I’d like to say my allocation was well-reasoned, that I modeled a variety of strategies before picking my current portfolio. But that would be a lie. I came up with my allocation through a combination of an old Vanguard quiz that I can’t find online anymore and reading The Value of Debt in Building Wealth by Thomas J. Anderson.
I tend toward a 70/20/10 stock/bond/other split, which reflects my relatively conservative nature. I tilt more international, particularly toward emerging markets (read: China), because I am wary the halcyon days of American economic dominance will last until my retirement, nearly half a century away.
Unlike many conservative investors, I eschew gold, mostly because I don’t understand the appeal of non-fiat currencies. For the the same reason, and because of power consumption/environmental concerns, I do not invest in cryptocurrencies.
The below table summarizes my target asset allocation, my current asset allocation, and the difference between the two:
Rebalancing My Assets
Clearly, my current portfolio is a little out of what with my preferred allocation. Mostly, this is because of an unfortunate jaunt into P2P lending, which, because P2P loans are difficult to liquidate, will continue to keep a stranglehold for another 1-3 years. As those loans come due, I’ll be transferring those payments back into international stock.
I have also maxed out my company’s ESOP because a 15% discounted stock means an automatic 35% annualized return. Can’t beat that! Once those stocks are issued, though, I plan to sell them immediately and plop the money into some combination of commodities and stocks.
Not reflected in the above table is the fact that I have some bond funds sitting in my Roth 401k, which contradicts rule #4 of my investment philosophy. Because of my 401k broker’s restrictions, those won’t be able to be exchanged for stock funds until January 2018, which means I’ll just have to wait until then to properly re-allocate.

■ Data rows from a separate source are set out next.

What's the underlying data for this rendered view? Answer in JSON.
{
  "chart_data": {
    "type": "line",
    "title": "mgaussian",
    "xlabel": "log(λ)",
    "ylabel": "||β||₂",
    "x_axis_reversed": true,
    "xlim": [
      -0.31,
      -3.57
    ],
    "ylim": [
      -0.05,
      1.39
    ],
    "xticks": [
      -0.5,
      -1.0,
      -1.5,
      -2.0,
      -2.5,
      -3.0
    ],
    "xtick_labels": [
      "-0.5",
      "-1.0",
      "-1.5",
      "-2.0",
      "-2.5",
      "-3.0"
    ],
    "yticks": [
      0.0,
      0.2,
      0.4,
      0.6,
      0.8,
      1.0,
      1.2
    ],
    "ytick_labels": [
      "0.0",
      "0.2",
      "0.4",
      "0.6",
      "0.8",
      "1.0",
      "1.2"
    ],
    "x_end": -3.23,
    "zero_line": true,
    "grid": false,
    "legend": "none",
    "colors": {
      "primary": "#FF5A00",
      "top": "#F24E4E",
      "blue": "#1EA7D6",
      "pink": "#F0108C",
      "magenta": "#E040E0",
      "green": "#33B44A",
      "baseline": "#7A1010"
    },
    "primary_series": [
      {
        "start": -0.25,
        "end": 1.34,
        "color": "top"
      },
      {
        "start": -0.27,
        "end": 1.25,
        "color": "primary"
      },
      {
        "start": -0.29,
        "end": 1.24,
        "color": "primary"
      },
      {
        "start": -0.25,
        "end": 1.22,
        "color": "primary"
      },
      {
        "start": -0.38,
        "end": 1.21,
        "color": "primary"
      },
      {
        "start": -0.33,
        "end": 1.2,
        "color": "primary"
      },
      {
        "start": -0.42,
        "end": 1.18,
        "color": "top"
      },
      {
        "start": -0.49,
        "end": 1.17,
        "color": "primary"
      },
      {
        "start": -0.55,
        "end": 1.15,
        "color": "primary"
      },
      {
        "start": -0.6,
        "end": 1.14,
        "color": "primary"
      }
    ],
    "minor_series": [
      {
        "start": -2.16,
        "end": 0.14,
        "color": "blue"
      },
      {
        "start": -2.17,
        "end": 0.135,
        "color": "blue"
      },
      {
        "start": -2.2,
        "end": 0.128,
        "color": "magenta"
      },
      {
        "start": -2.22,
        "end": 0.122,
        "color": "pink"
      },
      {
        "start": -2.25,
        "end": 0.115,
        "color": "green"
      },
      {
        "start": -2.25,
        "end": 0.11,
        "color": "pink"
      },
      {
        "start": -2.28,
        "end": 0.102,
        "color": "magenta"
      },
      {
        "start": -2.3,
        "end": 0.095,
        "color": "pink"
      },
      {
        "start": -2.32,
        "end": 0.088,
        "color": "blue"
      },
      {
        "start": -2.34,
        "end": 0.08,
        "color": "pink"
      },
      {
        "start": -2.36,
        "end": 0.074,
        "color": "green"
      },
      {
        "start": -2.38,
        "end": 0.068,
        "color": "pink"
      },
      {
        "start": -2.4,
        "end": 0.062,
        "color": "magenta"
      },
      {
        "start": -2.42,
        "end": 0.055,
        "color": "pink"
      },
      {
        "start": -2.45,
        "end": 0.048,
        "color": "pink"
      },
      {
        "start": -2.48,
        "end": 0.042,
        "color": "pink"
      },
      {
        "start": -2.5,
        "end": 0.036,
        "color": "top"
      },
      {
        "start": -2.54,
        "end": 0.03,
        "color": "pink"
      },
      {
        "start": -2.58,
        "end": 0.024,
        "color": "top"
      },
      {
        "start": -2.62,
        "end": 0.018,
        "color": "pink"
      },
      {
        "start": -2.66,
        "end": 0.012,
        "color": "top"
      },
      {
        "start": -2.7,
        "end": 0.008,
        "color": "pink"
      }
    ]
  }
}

So to summarize, because my blog not-so-subtly doubles as a personal to-do list, during my next rebalancing in January 2018, I will:
- As P2P loans are paid off, transfer money to fill in gaps in other investments.
- Sell company stock, transfer amount to commodities index.
- Exchange US bond funds in Roth 401k for international stock funds (tax optimizing allocation).
What do you invest? What is your asset allocation?